Tijdens een hoorzitting in de Amerikaanse Senaat zei Victoria Nuland, een ambtenaar van het ministerie van Buitenlandse Zaken, dat de Verenigde Staten van plan waren sancties op te leggen, een dreigement dat door Amerikaanse functionarissen in Jeddah niet werd genoemd.
“In plaats daarvan is het publiekelijk aan de schandpaal nagelen van de partijen kennelijk bedoeld om enige mate van naleving te bewerkstelligen,” zei Khair. “Dit zijn twee partijen die graag en gemakkelijk een stad verstikken om hun ambitieuze doelen te bereiken.”
“Weet je wat het allerergste is?” vroeg Khair.
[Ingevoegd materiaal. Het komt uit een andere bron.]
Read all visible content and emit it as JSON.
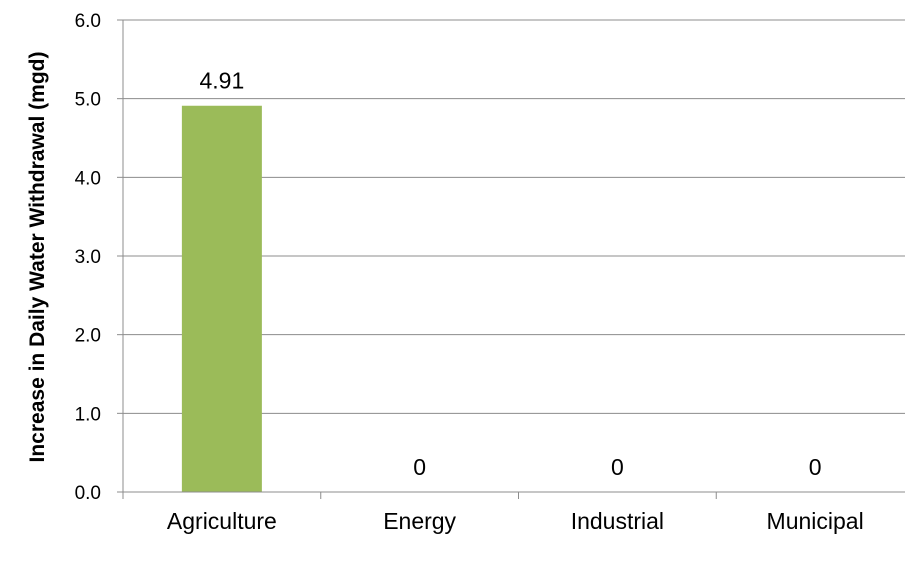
{
  "chart_data": {
    "type": "bar",
    "categories": [
      "Agriculture",
      "Energy",
      "Industrial",
      "Municipal"
    ],
    "values": [
      4.91,
      0,
      0,
      0
    ],
    "data_labels": [
      "4.91",
      "0",
      "0",
      "0"
    ],
    "title": "",
    "xlabel": "",
    "ylabel": "Increase in Daily Water Withdrawal (mgd)",
    "ylim": [
      0,
      6
    ],
    "yticks": [
      "0.0",
      "1.0",
      "2.0",
      "3.0",
      "4.0",
      "5.0",
      "6.0"
    ],
    "grid": true,
    "legend": "none",
    "colors": {
      "bar": "#9bbb59",
      "grid": "#8c8c8c",
      "axis": "#8c8c8c"
    }
  }
}
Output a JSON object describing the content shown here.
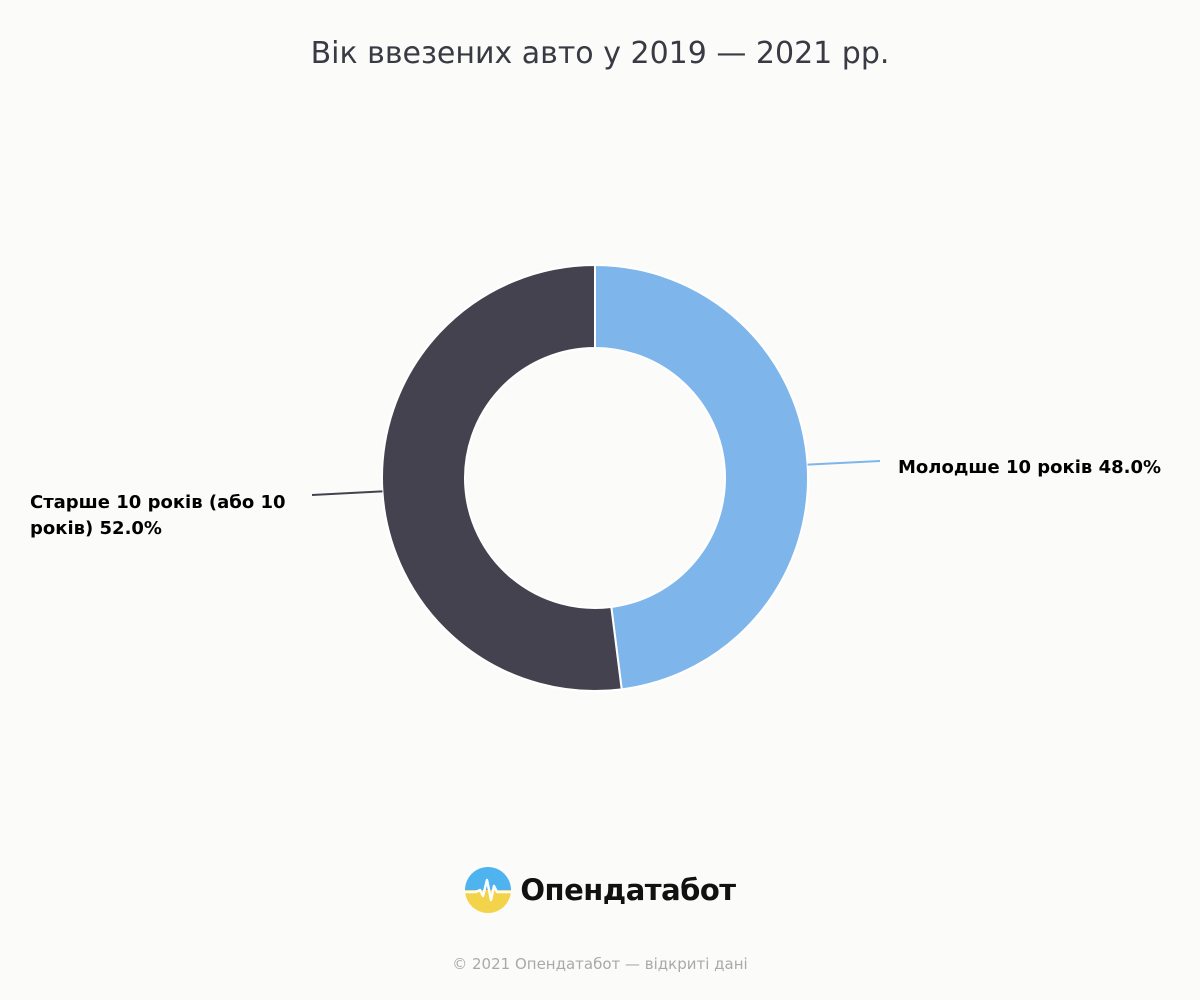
{
  "chart_data": {
    "type": "pie",
    "variant": "donut",
    "title": "Вік ввезених авто у 2019 — 2021 рр.",
    "categories": [
      "Молодше 10 років",
      "Старше 10 років (або 10 років)"
    ],
    "values": [
      48.0,
      52.0
    ],
    "unit": "%",
    "labels": {
      "young": [
        "Молодше 10 років 48.0%"
      ],
      "old": [
        "Старше 10 років (або 10",
        "років) 52.0%"
      ]
    },
    "colors": [
      "#7eb6ec",
      "#44424e"
    ],
    "legend": "none"
  },
  "branding": {
    "logo_text": "Опендатабот",
    "copyright": "© 2021 Опендатабот — відкриті дані"
  }
}
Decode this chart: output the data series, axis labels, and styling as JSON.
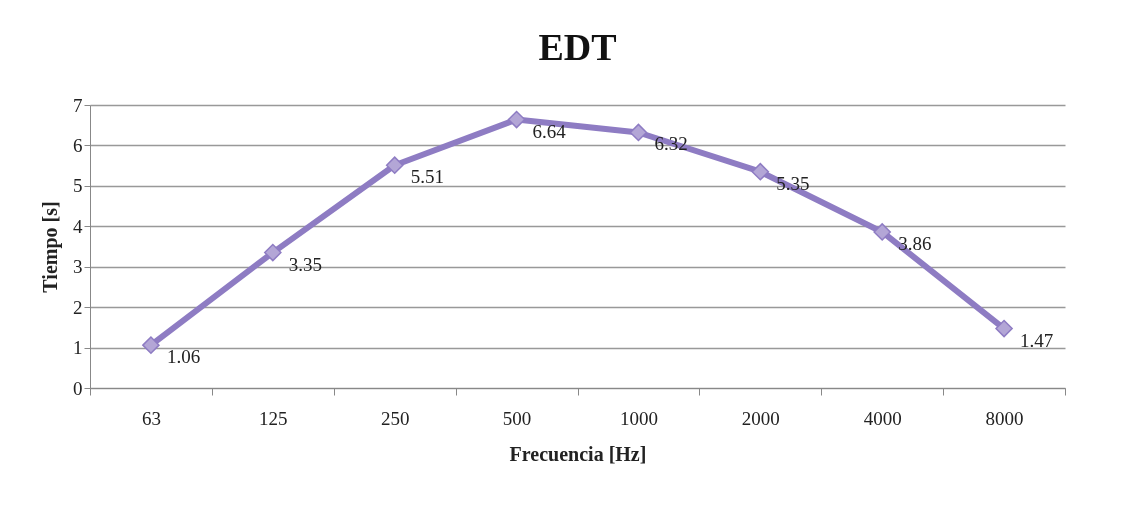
{
  "chart_data": {
    "type": "line",
    "title": "EDT",
    "xlabel": "Frecuencia [Hz]",
    "ylabel": "Tiempo [s]",
    "categories": [
      "63",
      "125",
      "250",
      "500",
      "1000",
      "2000",
      "4000",
      "8000"
    ],
    "series": [
      {
        "color": "#8e7cc3",
        "values": [
          1.06,
          3.35,
          5.51,
          6.64,
          6.32,
          5.35,
          3.86,
          1.47
        ]
      }
    ],
    "ylim": [
      0,
      7
    ],
    "yticks": [
      0,
      1,
      2,
      3,
      4,
      5,
      6,
      7
    ],
    "grid": "y",
    "marker": "diamond",
    "line_style": "solid",
    "data_labels": true
  }
}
“Het is niet dat het akkoord ondermaats is en de hoop op een staakt-het-vuren de grond in boort, maar dat sommige mensen in Soedan, na weken van bombardementen te hebben doorstaan en snakkend naar een einde van de vijandelijkheden, denken dat dit akkoord daadwerkelijk een staakt-het-vuren is en grotere risico’s nemen in hun overleving, waardoor ze zichzelf in gevaar brengen.”
Sommige Soedanese en internationale media hebben gemeld dat het akkoord een staakt-het-vuren van tien dagen is. Tien dagen is in feite de termijn voor het bereiken van een akkoord over een staakt-het-vuren.
Hoewel het leger en de RSF in Jeddah zijn overeengekomen particuliere huizen en andere eigendommen te verlaten, heeft MEE van een aantal ooggetuigen in Khartoem vernomen dat paramilitaire strijders zich nog steeds in woonwijken ophouden, wat door de RSF wordt ontkend.
Nu het leger luchtaanvallen uitvoert en de RSF het grootste deel van de straten van Khartoem onder controle heeft, lijkt de termijn van tien dagen wel erg optimistisch.
Ondertussen wordt het geweld in Darfur erger naarmate er meer actoren bij betrokken worden.
Misschien toont het akkoord van Jeddah alleen aan dat hoogdravende verklaringen onmiddellijk terzijde kunnen worden geschoven.
Ambtenaren van de Verenigde Staten en Saoedi-Arabië waren nauwelijks klaar met het informeren van de pers voordat de gevechten in Soedan opnieuw begonnen.